La ma de Pari nos dice que sigamos y no nos detengamos a parlotear ni permitamos que nos hagan preguntas. Cuando llegamos a su casa dice:
—Tengo que dejar a Pari con la vecina e ir a trabajar.
Supongo que le da igual si me secuestran. Pero entonces veo que Shanti-Chachi está allí hablando con la vecina de Pari. Ma ha debido de pedirle que me lleve a casa desde la de Pari. Nuestro basti se ha convertido en una cárcel. Hay vigilantes observándonos por todas partes.
Shanti-Chachi me pregunta dónde está Runu-Didi. Repito la mentira de Didi.
Después de que la chachi me deje en casa cojo mi libro de Ciencias Naturales de la mochila y me quedo en la puerta sin quitarme el uniforme. Escucho lo que Shanti-Chachi comenta con otras chachis.
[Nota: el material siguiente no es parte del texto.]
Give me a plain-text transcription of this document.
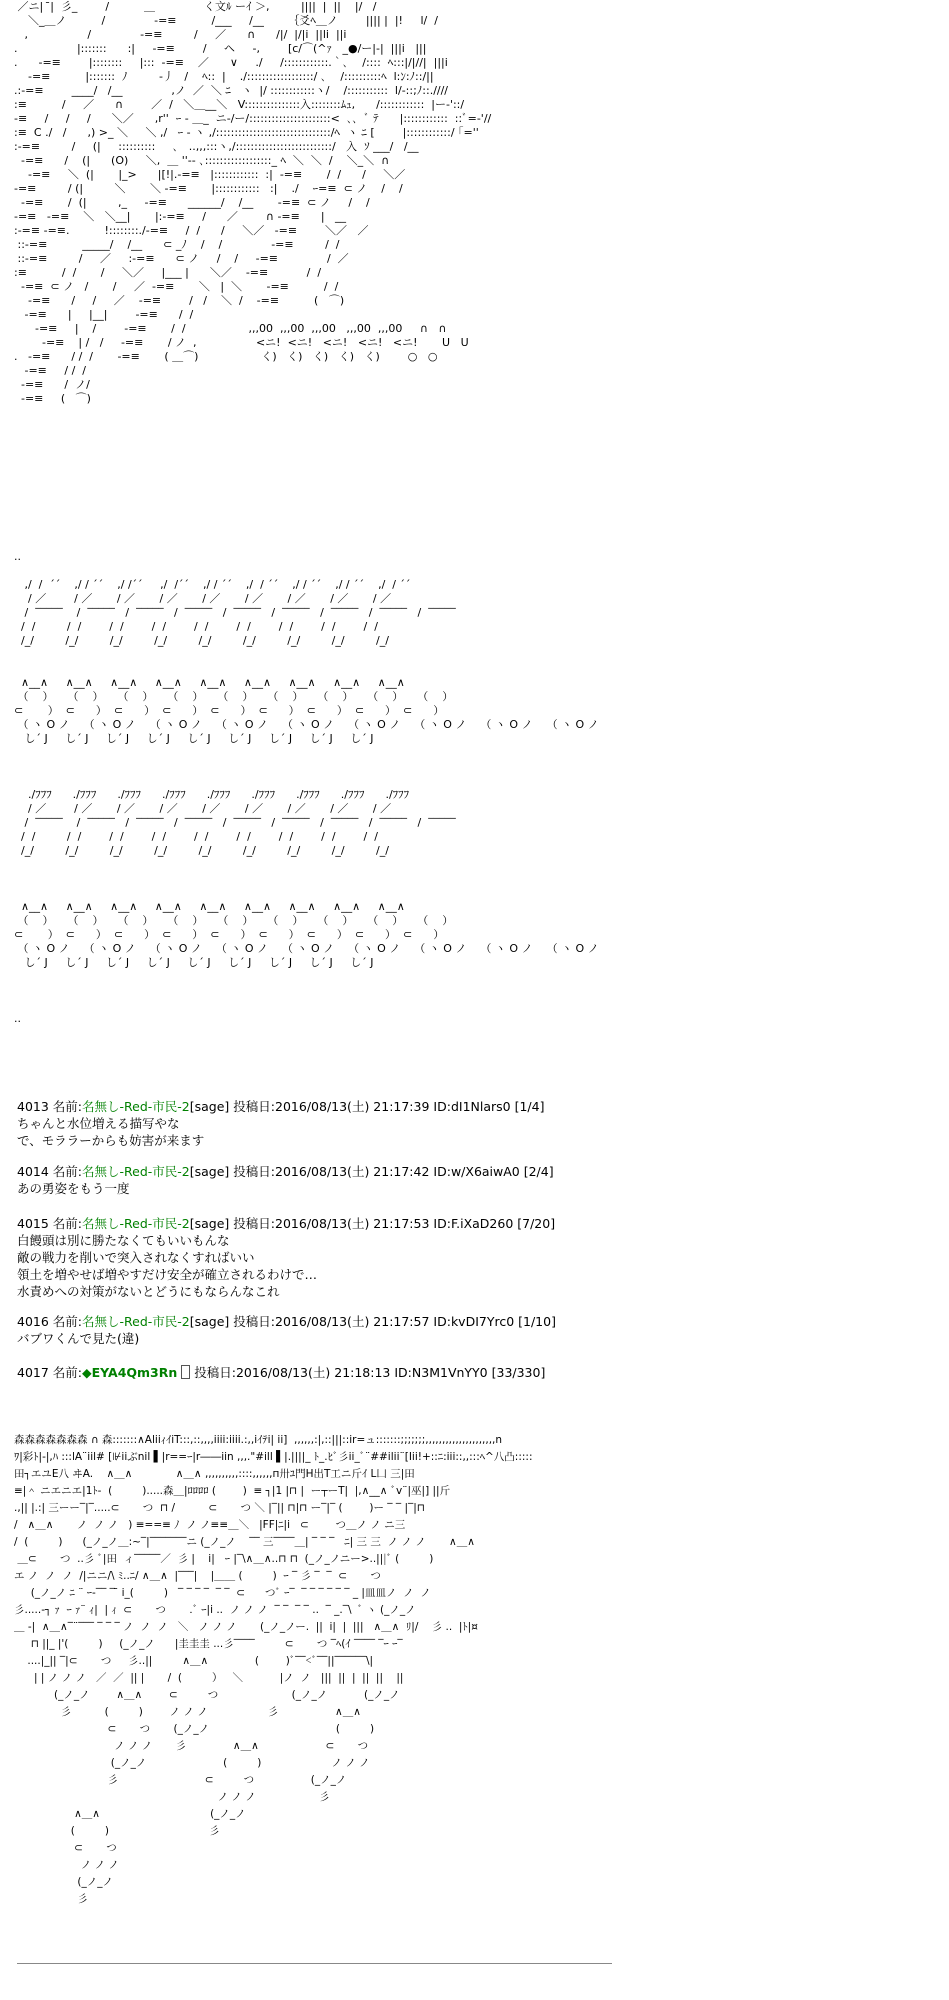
／ニ|  ̄|  彡_        /          ＿              く文ﾙ ーｲ ＞,         ||||  |  ||    |/   /
＼_＿ノ          /              -=≡          /___     /__       ｛爻ﾍ＿ノ        |||| |  |!     l/  /
,                 /              -=≡         /     ／      ∩      /|/  |/|i  ||li  ||i
.                 |:::::::      :|     -=≡        /     ヘ     -,        [c/⌒(^ｧ   _●/ー|-|  |||i   |||
.      -=≡        |::::::::     |:::  -=≡    ／      ∨     ./     /::::::::::::.｀､    /::::  ﾍ:::|/|//|  |||i
-=≡          |:::::::  ﾉ         -丿   /    ﾍ::  |    ./::::::::::::::::::/ ､    /::::::::::ﾍ  l:ﾝ:ﾉ::/||
.:-=≡        ____/   /__              ,ノ  ／  ＼ ﾆ   ヽ  |/ ::::::::::::ヽ/    /:::::::::::  l/-::;ﾉ::.////
:≡          /     ／      ∩        ／  /   ＼＿__＼   V:::::::::::::::入::::::::ﾑｭ,      /::::::::::::  |ー‐'::/
-≡     /     /     /      ＼／      ,r''  ｰ ‐ ＿_  ニ-/ー/::::::::::::::::::::::<  ､､  ﾞ ﾃ      |::::::::::::  ::ﾞ=‐'//
:≡  C ./   /      ,) >_ ＼     ＼ ,/   ｰ ‐ ヽ ,/:::::::::::::::::::::::::::::::/ﾍ  ヽ ﾆ [        |::::::::::::/ ｢=''
:-=≡         /     (|     ::::::::::     ､   ..,,,:::ヽ,/::::::::::::::::::::::::::/   入  ｿ ___/   /__
-=≡      /    (|      (O)     ＼,  ＿ ''‐- ､::::::::::::::::::_ ﾍ  ＼  ＼  /    ＼_＼  ∩
-=≡     ＼  (|       |_>      |[!|.-=≡   |::::::::::::  :|  -=≡       /  /      /     ＼／
-=≡         / (|         ＼       ＼ -=≡       |::::::::::::   :|    ./    ｰ=≡  ⊂ ノ    /    /
-=≡       /  (|         ,_     -=≡      ______/    /__       -=≡  ⊂ ノ     /    /
-=≡   -=≡    ＼   ＼__|       |:-=≡     /      ／        ∩ -=≡      |   __
:-=≡ -=≡.          !::::::::./-=≡     /  /      /     ＼／   -=≡        ＼／   ／
::-=≡          _____/    /__      ⊂ _ﾉ    /    /              -=≡         /  /
::-=≡         /     ／     :-=≡      ⊂ ノ     /    /     -=≡              /  ／
:≡          /  /       /     ＼／     |___ |      ＼／    -=≡           /  /
-=≡  ⊂ ノ   /       /     ／  -=≡       ＼   |  ＼       -=≡          /  /
-=≡      /     /     ／    -=≡        /   /    ＼  /    -=≡          (   ⌒)
-=≡      |     |__|        -=≡      /  /
-=≡     |    /        -=≡       /  /                  ,,,00  ,,,00  ,,,00   ,,,00  ,,,00     ∩   ∩
-=≡    | /   /     -=≡       / ノ  ,                 <ニ!  <ニ!   <ニ!   <ニ!   <ニ!       U   U
.   -=≡      / /  /       -=≡       ( ＿⌒)                  く)   く)   く)   く)   く)        ○   ○
-=≡     / /  /
-=≡      /  ノ/
-=≡     (   ⌒)
..

,/  /  ´´    ,/ / ´´    ,/ /´´     ,/  /´´    ,/ / ´´    ,/  / ´´    ,/ / ´´    ,/ / ´´    ,/  / ´´
/ ／        / ／       / ／       / ／       / ／       / ／       / ／       / ／       / ／
/  ‾‾‾‾‾    /  ‾‾‾‾‾   /  ‾‾‾‾‾   /  ‾‾‾‾‾   /  ‾‾‾‾‾   /  ‾‾‾‾‾   /  ‾‾‾‾‾   /  ‾‾‾‾‾   /  ‾‾‾‾‾
/  /         /  /        /  /        /  /        /  /        /  /        /  /        /  /        /  /
/_/         /_/         /_/         /_/         /_/         /_/         /_/         /_/         /_/

∧__∧     ∧__∧     ∧__∧     ∧__∧     ∧__∧     ∧__∧     ∧__∧     ∧__∧     ∧__∧
（    ）    （    ）    （    ）    （    ）    （    ）    （    ）    （    ）    （    ）    （    ）
⊂       ）  ⊂      ）  ⊂      ）  ⊂      ）  ⊂      ）  ⊂      ）  ⊂      ）  ⊂      ）  ⊂      ）
（ ヽ O ノ    （ ヽ O ノ    （ ヽ O ノ    （ ヽ O ノ    （ ヽ O ノ    （ ヽ O ノ    （ ヽ O ノ    （ ヽ O ノ    （ ヽ O ノ
し´ J     し´ J     し´ J     し´ J     し´ J     し´ J     し´ J     し´ J     し´ J

./ﾌﾌﾌ      ./ﾌﾌﾌ      ./ﾌﾌﾌ      ./ﾌﾌﾌ      ./ﾌﾌﾌ      ./ﾌﾌﾌ      ./ﾌﾌﾌ      ./ﾌﾌﾌ      ./ﾌﾌﾌ
/ ／        / ／       / ／       / ／       / ／       / ／       / ／       / ／       / ／
/  ‾‾‾‾‾    /  ‾‾‾‾‾   /  ‾‾‾‾‾   /  ‾‾‾‾‾   /  ‾‾‾‾‾   /  ‾‾‾‾‾   /  ‾‾‾‾‾   /  ‾‾‾‾‾   /  ‾‾‾‾‾
/  /         /  /        /  /        /  /        /  /        /  /        /  /        /  /        /  /
/_/         /_/         /_/         /_/         /_/         /_/         /_/         /_/         /_/

∧__∧     ∧__∧     ∧__∧     ∧__∧     ∧__∧     ∧__∧     ∧__∧     ∧__∧     ∧__∧
（    ）    （    ）    （    ）    （    ）    （    ）    （    ）    （    ）    （    ）    （    ）
⊂       ）  ⊂      ）  ⊂      ）  ⊂      ）  ⊂      ）  ⊂      ）  ⊂      ）  ⊂      ）  ⊂      ）
（ ヽ O ノ    （ ヽ O ノ    （ ヽ O ノ    （ ヽ O ノ    （ ヽ O ノ    （ ヽ O ノ    （ ヽ O ノ    （ ヽ O ノ    （ ヽ O ノ
し´ J     し´ J     し´ J     し´ J     し´ J     し´ J     し´ J     し´ J     し´ J

..
4013 名前:名無し-Red-市民-2[sage] 投稿日:2016/08/13(土) 21:17:39 ID:dI1Nlars0 [1/4]
ちゃんと水位増える描写やな
で、モララーからも妨害が来ます
4014 名前:名無し-Red-市民-2[sage] 投稿日:2016/08/13(土) 21:17:42 ID:w/X6aiwA0 [2/4]
あの勇姿をもう一度
4015 名前:名無し-Red-市民-2[sage] 投稿日:2016/08/13(土) 21:17:53 ID:F.iXaD260 [7/20]
白饅頭は別に勝たなくてもいいもんな
敵の戦力を削いで突入されなくすればいい
領土を増やせば増やすだけ安全が確立されるわけで…
水責めへの対策がないとどうにもならんなこれ
4016 名前:名無し-Red-市民-2[sage] 投稿日:2016/08/13(土) 21:17:57 ID:kvDI7Yrc0 [1/10]
バブワくんで見た(違)
4017 名前:◆EYA4Qm3Rn 投稿日:2016/08/13(土) 21:18:13 ID:N3M1VnYY0 [33/330]
森森森森森森森 ∩ 森:::::::∧AliiｨｲiT:::,::,,,,iiii:iiii.:,,iｲﾃi| ii]  ,,,,,,:|,::|||::ir=ュ:::::::;;;;;;;,,,,,,,,,,,,,,,,,,,,,n
ﾜ|彩ﾄ|-|,ﾊ :::lA¨iil# [⊮iiぶnil ▌|r==ｰ|r――iin ,,,."#ill ▌|.||||_ ﾄ_.ﾋﾞ彡ii_ﾞ¨##ilii¨[Iii!+::ﾆ:iii::,,:::ﾍ^八凸:::::
田┐エユE八 ヰA.    ∧＿∧             ∧＿∧ ,,,,,,,,,,::::,,,,,,п卅ﾕ門H出T工ニ斤ｲ L凵 三|田
≡|＾ ニエニエ|1ﾄ-  (         ).....森＿|ﾛﾛﾛﾛ (        )  ≡ ┐|1 |⊓ |  ー┬ーT|  |,∧__∧ ﾞv¨|巫|] ||斤
.,|| |.:| 三ーー‾|‾.....⊂       つ  ⊓ /          ⊂       つ ＼ |‾|| ⊓|⊓ ー‾|‾ (        )ー ‾ ‾ |‾|⊓
/   ∧＿∧       ノ  ノ ノ   ) ≡==≡ ﾉ  ノ ノ≡≡＿＼   |FF|ﾆ|i   ⊂        つ＿ノ ノ ニ三
/  (         )      (_ノ_ノ＿:~‾|‾‾‾‾‾‾‾ニ (_ノ_ノ    ‾‾ 三‾‾‾‾＿| ‾ ‾ ‾   ﾆ| 三 三  ノ ノ ノ       ∧＿∧
＿⊂       つ  ..彡 ﾞ|田  ィ‾‾‾‾‾／  彡 |    i|   ｰ |‾\∧＿∧..⊓ ⊓  (_ノ_ノニー>..|||ﾞ (         )
エ ノ  ノ  ノ  /|ニニ/\ ﾐ..ﾆ/ ∧＿∧  |‾‾‾|    |＿＿ (         )  ｰ ‾ 彡 ‾  ‾  ⊂       つ
(_ノ_ノ ﾆ ¨ ｰ-‾‾ ‾ ̄ i_(         )   ‾ ‾ ‾ ‾  ‾ ‾  ⊂      つﾞ ｰ‾  ‾ ‾ ‾ ‾ ‾ ‾ _ |皿皿ノ  ノ  ノ
彡.....-┐ ｧ  ｰ ｧ¨ ｨ|  | ｨ  ⊂       つ       .ﾞ ｰ|i ..  ノ ノ ノ  ‾ ‾  ‾ ‾ ..  ‾ _.‾\  ﾞ ヽ (_ノ_ノ
＿ -|  ∧＿∧‾¨‾‾‾ ‾ ‾ ‾ ノ  ノ  ノ   ＼   ノ ノ ノ       (_ノ_ノー.  ||  i|  |  |||   ∧＿∧  ﾘ|/    彡 ..  |ﾄ|¤
⊓ ||_ |'(         )     (_ノ_ノ      |圭圭圭 ...彡‾‾‾‾         ⊂       つ ‾ﾍ(ｲ ‾‾‾‾ ‾ｰ ｰ‾
....|_|| ‾|⊂       つ     彡..||         ∧＿∧              (        )ﾞ‾‾<ﾞ‾‾||‾‾‾‾‾‾\|
| | ノ ノ ノ   ／  ／  || |       /  (         ）   ＼           |ノ  ノ   |||  ||  |  ||  ||    ||
(_ノ_ノ        ∧＿∧        ⊂         つ                      (_ノ_ノ           (_ノ_ノ
彡          (         )        ノ ノ ノ                  彡                 ∧＿∧
⊂       つ       (_ノ_ノ                                      (         )
ノ ノ ノ       彡              ∧＿∧                    ⊂       つ
(_ノ_ノ                       (         )                     ノ ノ ノ
彡                          ⊂         つ                 (_ノ_ノ
ノ ノ ノ                   彡
∧＿∧                                 (_ノ_ノ
(         )                              彡
⊂       つ
ノ ノ ノ
(_ノ_ノ
彡
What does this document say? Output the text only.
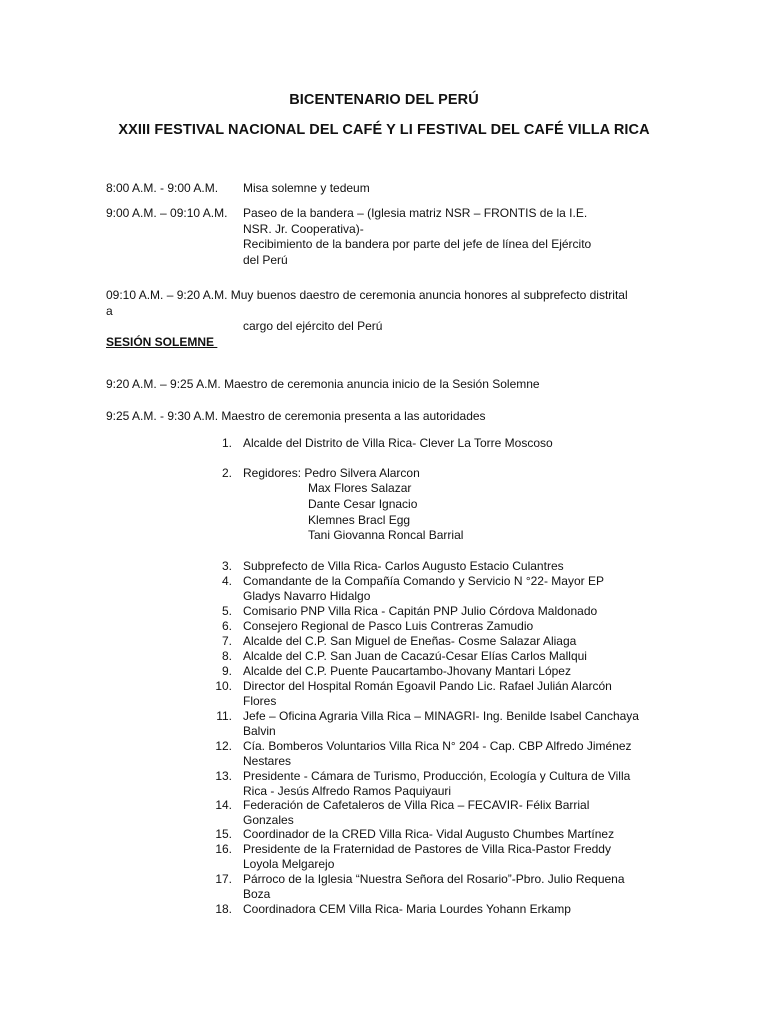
BICENTENARIO DEL PERÚ
XXIII FESTIVAL NACIONAL DEL CAFÉ Y LI FESTIVAL DEL CAFÉ VILLA RICA
8:00 A.M. - 9:00 A.M. Misa solemne y tedeum
9:00 A.M. – 09:10 A.M. Paseo de la bandera – (Iglesia matriz NSR – FRONTIS de la I.E.
NSR. Jr. Cooperativa)-
Recibimiento de la bandera por parte del jefe de línea del Ejército
del Perú
09:10 A.M. – 9:20 A.M. Muy buenos daestro de ceremonia anuncia honores al subprefecto distrital
a
cargo del ejército del Perú
SESIÓN SOLEMNE
9:20 A.M. – 9:25 A.M. Maestro de ceremonia anuncia inicio de la Sesión Solemne
9:25 A.M. - 9:30 A.M. Maestro de ceremonia presenta a las autoridades
1. Alcalde del Distrito de Villa Rica- Clever La Torre Moscoso
2. Regidores: Pedro Silvera Alarcon
Max Flores Salazar
Dante Cesar Ignacio
Klemnes Bracl Egg
Tani Giovanna Roncal Barrial
3. Subprefecto de Villa Rica- Carlos Augusto Estacio Culantres
4. Comandante de la Compañía Comando y Servicio N °22- Mayor EP
Gladys Navarro Hidalgo
5. Comisario PNP Villa Rica - Capitán PNP Julio Córdova Maldonado
6. Consejero Regional de Pasco Luis Contreras Zamudio
7. Alcalde del C.P. San Miguel de Eneñas- Cosme Salazar Aliaga
8. Alcalde del C.P. San Juan de Cacazú-Cesar Elías Carlos Mallqui
9. Alcalde del C.P. Puente Paucartambo-Jhovany Mantari López
10. Director del Hospital Román Egoavil Pando Lic. Rafael Julián Alarcón
Flores
11. Jefe – Oficina Agraria Villa Rica – MINAGRI- Ing. Benilde Isabel Canchaya
Balvin
12. Cía. Bomberos Voluntarios Villa Rica N° 204 - Cap. CBP Alfredo Jiménez
Nestares
13. Presidente - Cámara de Turismo, Producción, Ecología y Cultura de Villa
Rica - Jesús Alfredo Ramos Paquiyauri
14. Federación de Cafetaleros de Villa Rica – FECAVIR- Félix Barrial
Gonzales
15. Coordinador de la CRED Villa Rica- Vidal Augusto Chumbes Martínez
16. Presidente de la Fraternidad de Pastores de Villa Rica-Pastor Freddy
Loyola Melgarejo
17. Párroco de la Iglesia “Nuestra Señora del Rosario”-Pbro. Julio Requena
Boza
18. Coordinadora CEM Villa Rica- Maria Lourdes Yohann Erkamp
Y me entero de esto:
Pari hubiera escrito todo esto en su cuaderno.
No sé ni cuánto tiempo paso escuchándolas. Runu-Didi llega a casa, deja su mochila y se acuclilla delante del barril para lavarse la cara. Cuando termina me hago a un lado para que pueda pasar.
—¿Por qué ese secuestrador está raptando tantos niños? —pregunto.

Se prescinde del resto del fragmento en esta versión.